Opiekujemy się Mercedesem - co jest potrzebne...
Wpis ten dedykuję wszystkim, którzy zakupili swoje pierwsze cacko. Posiadanie youngtimera, to nie tylko wiele radości i frajdy z jazdy. Takim samochodem miło jest się samemu zaopiekować i robić przy nim wszystkie czynności, które nie wymagają „ręki specjalisty”, czy też profesjonalnego warsztatu, zawierającego dosłownie wszystko.
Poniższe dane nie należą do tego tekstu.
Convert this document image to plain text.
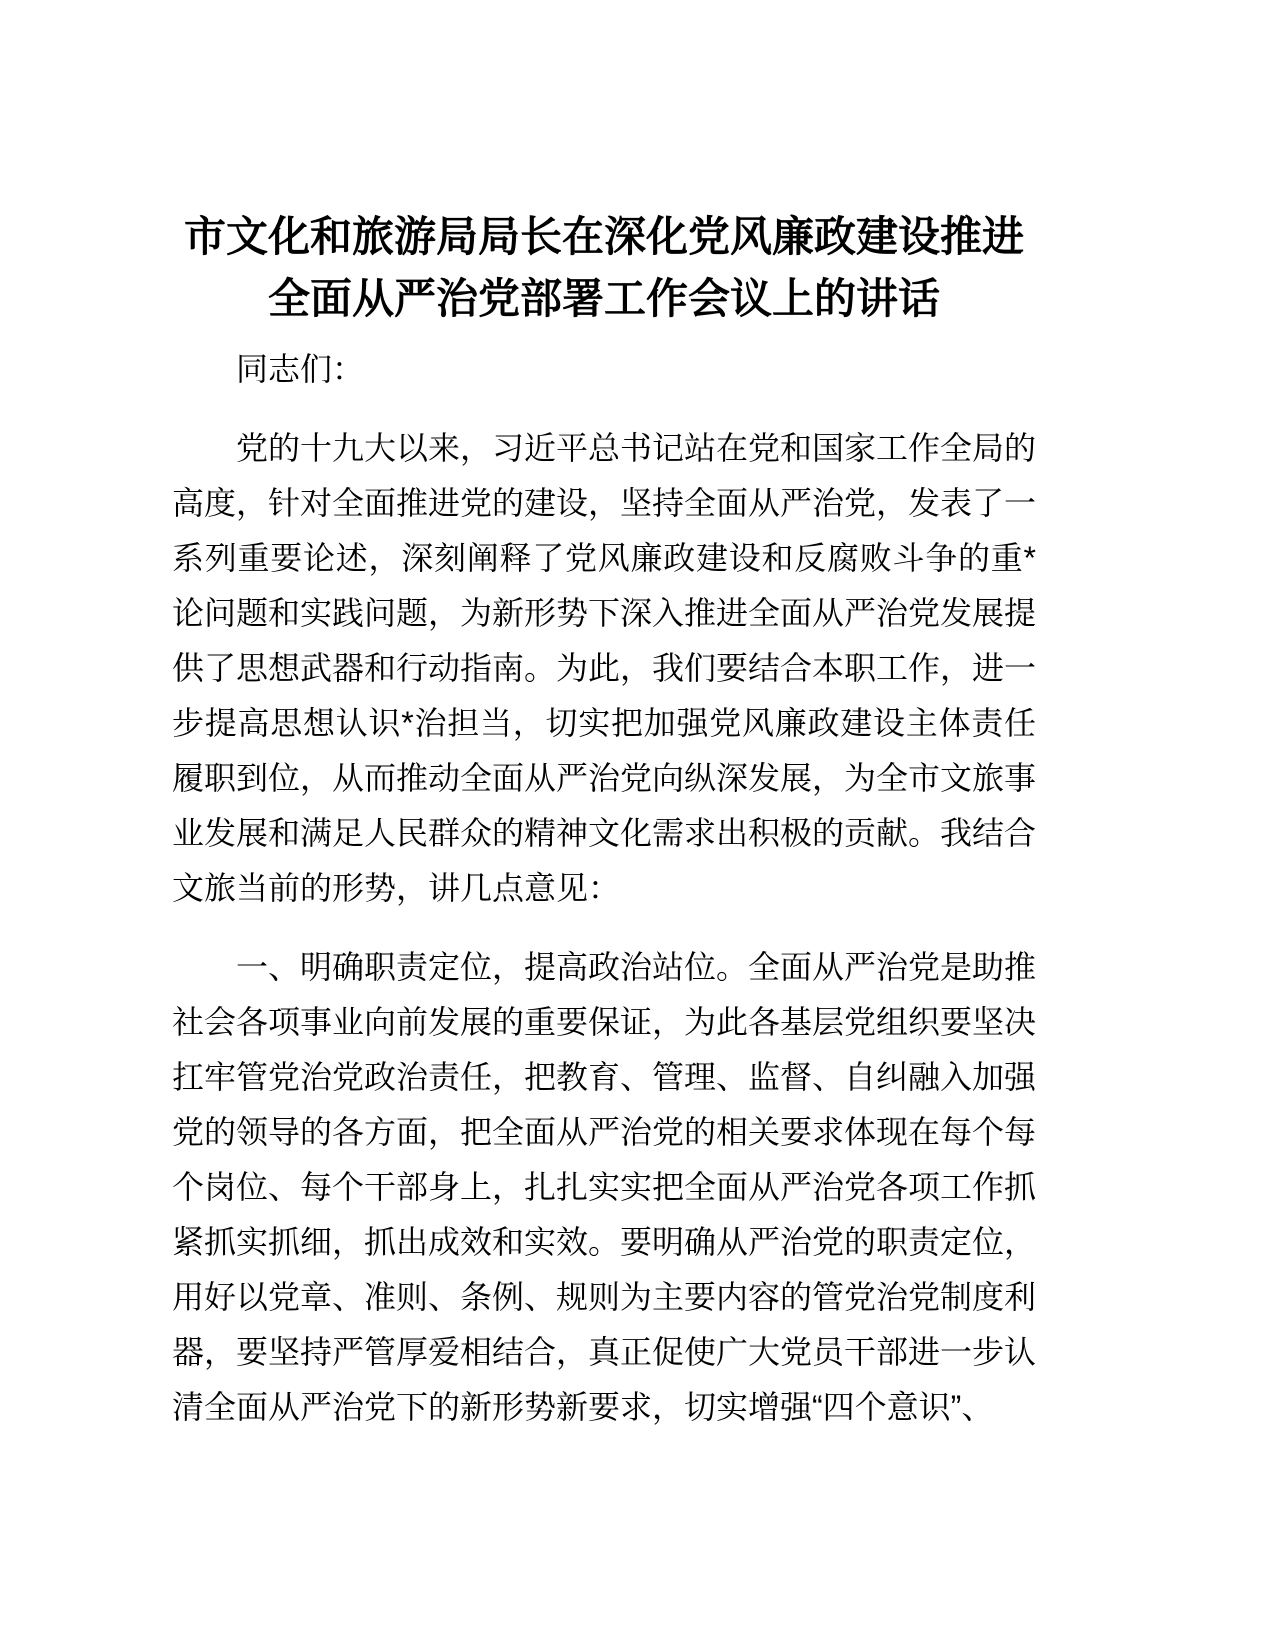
市文化和旅游局局长在深化党风廉政建设推进
全面从严治党部署工作会议上的讲话

同志们：

党的十九大以来，习近平总书记站在党和国家工作全局的高度，针对全面推进党的建设，坚持全面从严治党，发表了一系列重要论述，深刻阐释了党风廉政建设和反腐败斗争的重*论问题和实践问题，为新形势下深入推进全面从严治党发展提供了思想武器和行动指南。为此，我们要结合本职工作，进一步提高思想认识*治担当，切实把加强党风廉政建设主体责任履职到位，从而推动全面从严治党向纵深发展，为全市文旅事业发展和满足人民群众的精神文化需求出积极的贡献。我结合文旅当前的形势，讲几点意见：

一、明确职责定位，提高政治站位。全面从严治党是助推社会各项事业向前发展的重要保证，为此各基层党组织要坚决扛牢管党治党政治责任，把教育、管理、监督、自纠融入加强党的领导的各方面，把全面从严治党的相关要求体现在每个每个岗位、每个干部身上，扎扎实实把全面从严治党各项工作抓紧抓实抓细，抓出成效和实效。要明确从严治党的职责定位，用好以党章、准则、条例、规则为主要内容的管党治党制度利器，要坚持严管厚爱相结合，真正促使广大党员干部进一步认清全面从严治党下的新形势新要求，切实增强“四个意识”、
Czekają nas zakupy narzędzi i kilku innych rzeczy
Narzędzia
Polecam zakup skrzynki z narzędziami, zawierającej około 200 elementów. Ważne by miała 3 rozmiary „grzechotek”, kilka przedłużek, wałków kardana i jak najwięcej nasadek. Dzięki takiemu zestawowi będziemy mogli wykonać wiele prostych czynności serwisowych samochodu, bez wizyty w warsztacie. Sam koszt zakupu zwróci się bardzo szybko, biorąc pod uwagę ile sobie liczą mechanicy za samą wymianę oleju. Dodatkowo możemy się pokusić o wszelkie „akcje”, ze ściąganiem listew, wyjęcie foteli i kanapy, gdy chcemy zakonserwować podłogę od wewnątrz i profile zamknięte w kabinie. Demontaż poszczególnych elementów, w celu renowacji ich (reflektory, drewna), również będzie łatwiejszy i przyjemniejszy, niż gdybyśmy próbowali grzebać multitoolem. Podsumowując – skrzynka z narzędziami jest nieodzowna. I nie traktujcie tego, jak wydatek, lecz jako inwestycję, która szybko się zwróci. Drobne naprawy w domu, również będziemy mogli wykonać samu, zamiast wzywać fachowców i płacić im za robociznę.
Kosmetyki
Ażeby auto służyło nam jak najdłużej, jednocześnie ciesząc nasze oko, musimy zająć się także konserwacją jego poszczególnych elementów. Zatem znowu kilka wydatków na kosmetyki samochodowe, z których najpotrzebniejsze to:
- wosk do lakieru
- środek do czyszczenia silnika
- środek do czyszczenia felg
- dressing do wnętrza
- płyn do szyb
- „niewidzialna wycieraczka”
- preparat zapobiegający parowaniu szyb
- silikon w sprayu oraz sztyft do gumowych uszczelek
- preparat do konserwacji chromów
- tar remover do usuwania najbardziej problematycznego brudu z karoserii
- pianka do dywanów (świetnie pierze tapicerkę), jeśli mamy skórzane wnętrze albo Mbtex, to specjalny preparat do tego typu materiałów
- dressing, „czernidło” do opon
- środek do konserwacji gumy (potrzebny jeśli chcemy zadbać o elementy gumowe, jak węże i kable pod maską)
- kilka gąbek
- ręczniki i prześcieradła, które możemy zakupić tanio w sklepach z używaną odzieżą
- szczotka do mycia felg
- WD40; „Kontakt spray”, smar miedziowy, olej maszynowy
- pochłaniacze wilgoci wielokrotnego użytku
Tak, podstawowo uzbrojeni możemy zaopiekować się naszym cackiem. Oczywiście z czasem, nasze zasoby narzędzi i gadgetów będą się rozrastać. Wiem po sobie i znajomych – youngtimerowcach.